Minha fanfic pro Desafio NejiHina Anti-clichê. Espero que gostem. :3


Hinata abriu os olhos vagarosamente, deixando primeiro que se acostumassem com a claridade matutina. Depois de gastar um bom tempo se espreguiçando, deixou-se dar um longo bocejo, tentando afastar qualquer resquício da boa noite de sono que tivera. Enquanto ajeitava a camisa folgada do pijama, que teimava em cair pelo ombro de um dos lados, piscou os olhos esbranquiçados algumas vezes, como se tivesse experimentado algo que a tivesse sobressaltado. Havia sonhado com alguma memória muito longínqua e agradável, quentinha como os lençóis amassados e o travesseiro próximos de si.

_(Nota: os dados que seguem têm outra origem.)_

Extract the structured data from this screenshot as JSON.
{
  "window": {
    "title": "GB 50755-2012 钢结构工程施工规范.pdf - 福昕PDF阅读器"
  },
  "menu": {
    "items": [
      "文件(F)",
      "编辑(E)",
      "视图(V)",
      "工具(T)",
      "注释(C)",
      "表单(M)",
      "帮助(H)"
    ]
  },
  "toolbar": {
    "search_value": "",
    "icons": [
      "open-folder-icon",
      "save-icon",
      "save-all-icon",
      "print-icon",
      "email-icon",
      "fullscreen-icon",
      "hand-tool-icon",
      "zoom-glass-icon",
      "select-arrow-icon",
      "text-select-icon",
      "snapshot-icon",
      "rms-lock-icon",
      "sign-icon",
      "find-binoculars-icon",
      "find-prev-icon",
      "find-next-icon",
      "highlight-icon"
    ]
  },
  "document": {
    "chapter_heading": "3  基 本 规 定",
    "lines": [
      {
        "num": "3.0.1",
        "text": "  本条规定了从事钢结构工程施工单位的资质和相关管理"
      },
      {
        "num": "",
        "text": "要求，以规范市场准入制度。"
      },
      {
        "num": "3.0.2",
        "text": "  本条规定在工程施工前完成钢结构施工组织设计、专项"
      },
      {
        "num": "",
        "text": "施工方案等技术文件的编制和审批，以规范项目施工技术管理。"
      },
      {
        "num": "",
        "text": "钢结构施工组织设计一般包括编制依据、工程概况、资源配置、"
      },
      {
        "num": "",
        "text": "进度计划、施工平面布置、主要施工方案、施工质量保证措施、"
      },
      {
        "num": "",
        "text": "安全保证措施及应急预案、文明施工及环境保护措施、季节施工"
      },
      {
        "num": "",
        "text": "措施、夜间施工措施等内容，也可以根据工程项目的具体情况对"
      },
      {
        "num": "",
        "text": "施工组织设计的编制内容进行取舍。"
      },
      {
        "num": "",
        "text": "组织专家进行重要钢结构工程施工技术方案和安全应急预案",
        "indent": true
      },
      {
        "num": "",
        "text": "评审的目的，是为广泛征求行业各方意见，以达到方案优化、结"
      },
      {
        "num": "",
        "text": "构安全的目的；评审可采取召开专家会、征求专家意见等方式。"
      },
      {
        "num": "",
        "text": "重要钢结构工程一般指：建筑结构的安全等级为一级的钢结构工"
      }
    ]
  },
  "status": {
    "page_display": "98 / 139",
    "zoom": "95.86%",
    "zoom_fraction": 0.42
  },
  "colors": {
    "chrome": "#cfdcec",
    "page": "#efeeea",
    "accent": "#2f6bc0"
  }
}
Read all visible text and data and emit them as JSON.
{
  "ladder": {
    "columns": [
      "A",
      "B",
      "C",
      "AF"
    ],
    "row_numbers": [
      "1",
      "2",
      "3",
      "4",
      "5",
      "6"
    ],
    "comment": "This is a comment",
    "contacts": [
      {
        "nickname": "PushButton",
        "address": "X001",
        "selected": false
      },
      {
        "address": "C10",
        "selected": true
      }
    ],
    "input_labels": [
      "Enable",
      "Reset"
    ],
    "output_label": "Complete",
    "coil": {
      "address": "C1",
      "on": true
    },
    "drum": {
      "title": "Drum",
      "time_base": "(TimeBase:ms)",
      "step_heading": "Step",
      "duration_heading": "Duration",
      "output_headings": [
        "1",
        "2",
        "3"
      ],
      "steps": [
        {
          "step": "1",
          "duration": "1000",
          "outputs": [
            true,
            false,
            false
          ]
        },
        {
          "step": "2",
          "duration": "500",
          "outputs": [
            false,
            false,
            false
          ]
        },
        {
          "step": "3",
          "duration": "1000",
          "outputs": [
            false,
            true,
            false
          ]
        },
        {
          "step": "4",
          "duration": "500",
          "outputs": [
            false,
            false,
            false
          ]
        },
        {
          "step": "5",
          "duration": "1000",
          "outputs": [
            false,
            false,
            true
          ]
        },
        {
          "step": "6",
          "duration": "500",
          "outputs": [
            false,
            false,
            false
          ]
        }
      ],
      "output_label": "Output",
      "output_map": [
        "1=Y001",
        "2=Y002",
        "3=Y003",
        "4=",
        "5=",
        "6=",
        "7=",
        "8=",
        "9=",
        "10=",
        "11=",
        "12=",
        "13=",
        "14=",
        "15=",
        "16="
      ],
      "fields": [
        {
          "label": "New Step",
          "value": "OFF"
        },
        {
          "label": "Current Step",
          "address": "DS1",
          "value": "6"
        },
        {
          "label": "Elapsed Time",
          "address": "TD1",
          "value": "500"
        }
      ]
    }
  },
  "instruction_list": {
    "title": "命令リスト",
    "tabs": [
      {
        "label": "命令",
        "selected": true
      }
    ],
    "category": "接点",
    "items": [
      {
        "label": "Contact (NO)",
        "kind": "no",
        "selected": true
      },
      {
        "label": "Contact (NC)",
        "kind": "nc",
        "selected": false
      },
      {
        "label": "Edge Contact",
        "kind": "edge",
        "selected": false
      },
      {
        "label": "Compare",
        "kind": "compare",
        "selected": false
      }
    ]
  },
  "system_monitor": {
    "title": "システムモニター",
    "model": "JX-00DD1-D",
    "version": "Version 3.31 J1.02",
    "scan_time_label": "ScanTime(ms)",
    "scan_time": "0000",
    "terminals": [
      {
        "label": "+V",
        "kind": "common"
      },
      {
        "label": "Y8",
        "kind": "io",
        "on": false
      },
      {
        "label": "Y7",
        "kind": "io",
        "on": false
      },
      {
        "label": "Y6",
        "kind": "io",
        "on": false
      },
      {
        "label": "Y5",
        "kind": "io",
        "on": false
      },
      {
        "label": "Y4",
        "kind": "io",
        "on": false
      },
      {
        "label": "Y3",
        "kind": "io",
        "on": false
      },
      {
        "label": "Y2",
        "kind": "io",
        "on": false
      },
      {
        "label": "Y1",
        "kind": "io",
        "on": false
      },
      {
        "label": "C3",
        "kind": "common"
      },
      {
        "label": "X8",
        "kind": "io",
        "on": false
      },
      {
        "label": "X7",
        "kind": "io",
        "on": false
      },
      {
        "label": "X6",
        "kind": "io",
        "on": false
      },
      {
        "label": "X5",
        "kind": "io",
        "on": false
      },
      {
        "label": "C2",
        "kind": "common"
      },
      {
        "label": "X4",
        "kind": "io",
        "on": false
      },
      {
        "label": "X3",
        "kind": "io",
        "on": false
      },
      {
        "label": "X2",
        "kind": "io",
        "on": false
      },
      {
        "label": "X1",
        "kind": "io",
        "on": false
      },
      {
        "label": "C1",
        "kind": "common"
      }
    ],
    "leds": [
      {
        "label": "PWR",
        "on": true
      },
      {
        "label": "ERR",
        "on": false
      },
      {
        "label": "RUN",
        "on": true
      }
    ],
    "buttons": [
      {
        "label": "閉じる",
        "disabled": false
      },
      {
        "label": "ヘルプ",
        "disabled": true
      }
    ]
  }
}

Adoraria poder recordar exatamente o que era, mas não conseguia. Frustrada, trocou de roupa, arrumou os cabelos compridos num rabo-de-cavalo desleixado – ficaria sozinha em casa a manhã inteira, afinal – e desceu para a cozinha, procurando por alimento na geladeira. Acabou se conformando com leite gelado, Nescau, uma maçã e algumas fatias de mussarela e charmant¹. Nem de longe sua refeição parecia com os luxuosos e rotineiros desjejuns de alguns anos atrás. Realmente, tudo na vida era passageiro.

Enquanto colocava um pouco de leite no microondas e corria atrás de um pouco de açúcar ou adoçante, a imagem de um rapaz com olhos estranhamente similares aos seus apareceu em sua mente, clara como uma fotografia.

De onde o conhecia mesmo...?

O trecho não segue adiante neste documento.